Alterations in mitogen activated protein kinases (MAPK) activation are seen in ICU patients. Leukocytes of septic patients, but not those with SIRS, showed characteristics of LPS tolerance. Assessment of leukocyte MAPK activation may identify and differentiate patients with sepsis from those with SIRS.
我们试图确定重症监护病房(ICU)患者的白细胞是否存在细胞外信号调节激酶(ERK)和p38激酶激活的改变,特别是脓毒症患者是否表现出内毒素(脂多糖[LPS])耐受性的变化。单核细胞(Mono)在体外经LPS预处理后可诱导LPS耐受性,再次接触LPS后细胞因子释放受损,ERK和p38激活受到抑制。
我们假设在患有严重脓毒症的重症患者中,会出现类似于体外LPS耐受性所见的巨噬细胞失调。

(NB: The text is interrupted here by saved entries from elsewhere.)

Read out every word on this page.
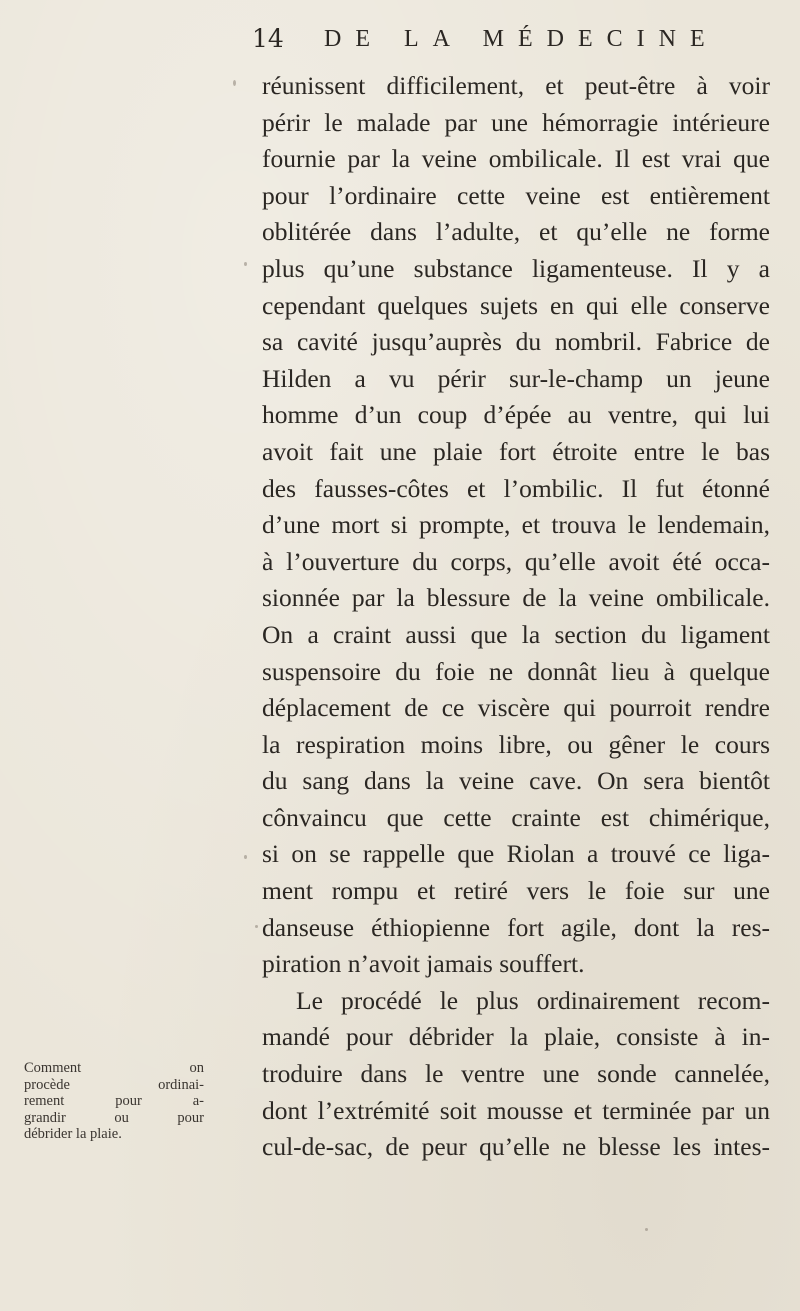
14 DE LA MÉDECINE
réunissent difficilement, et peut-être à voir
périr le malade par une hémorragie intérieure
fournie par la veine ombilicale. Il est vrai que
pour l’ordinaire cette veine est entièrement
oblitérée dans l’adulte, et qu’elle ne forme
plus qu’une substance ligamenteuse. Il y a
cependant quelques sujets en qui elle conserve
sa cavité jusqu’auprès du nombril. Fabrice de
Hilden a vu périr sur-le-champ un jeune
homme d’un coup d’épée au ventre, qui lui
avoit fait une plaie fort étroite entre le bas
des fausses-côtes et l’ombilic. Il fut étonné
d’une mort si prompte, et trouva le lendemain,
à l’ouverture du corps, qu’elle avoit été occa-
sionnée par la blessure de la veine ombilicale.
On a craint aussi que la section du ligament
suspensoire du foie ne donnât lieu à quelque
déplacement de ce viscère qui pourroit rendre
la respiration moins libre, ou gêner le cours
du sang dans la veine cave. On sera bientôt
cônvaincu que cette crainte est chimérique,
si on se rappelle que Riolan a trouvé ce liga-
ment rompu et retiré vers le foie sur une
danseuse éthiopienne fort agile, dont la res-
piration n’avoit jamais souffert.
Le procédé le plus ordinairement recom-
mandé pour débrider la plaie, consiste à in-
troduire dans le ventre une sonde cannelée,
dont l’extrémité soit mousse et terminée par un
cul-de-sac, de peur qu’elle ne blesse les intes-
Comment on
procède ordinai-
rement pour a-
grandir ou pour
débrider la plaie.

将来自16名外科ICU患者和16名健康对照者的肝素化全血在37℃下与10 ng/mL LPS孵育15分钟(±)。使用单克隆抗体通过流式细胞术测定Mono和中性粒细胞(多形核白细胞[PMN])的双磷酸化(活性)ERK和p38激酶激活情况。结果以基础值的平均值±标准误以及阳性细胞的百分比变化(δ%)(δ = LPS刺激值 - 基础值)表示。采用卡方检验进行统计学分析。
所有组的Mono中均可见基础ERK,但仅健康受试者和全身炎症反应综合征(SIRS)患者的δ%阳性率增加。健康对照者中未见基础Mono或PMN p38,但LPS可显著激活这两种细胞类型中的p38。脓毒症患者而非SIRS患者的Mono中ERK激活受损。SIRS患者的PMN和Mono基础值均较低,但LPS刺激后的p38较高,而脓毒症患者的p38激活受损。
在ICU患者中可见丝裂原活化蛋白激酶(MAPK)激活的改变。脓毒症患者的白细胞而非SIRS患者的白细胞表现出LPS耐受性特征。评估白细胞MAPK激活情况可能有助于鉴别脓毒症患者与SIRS患者。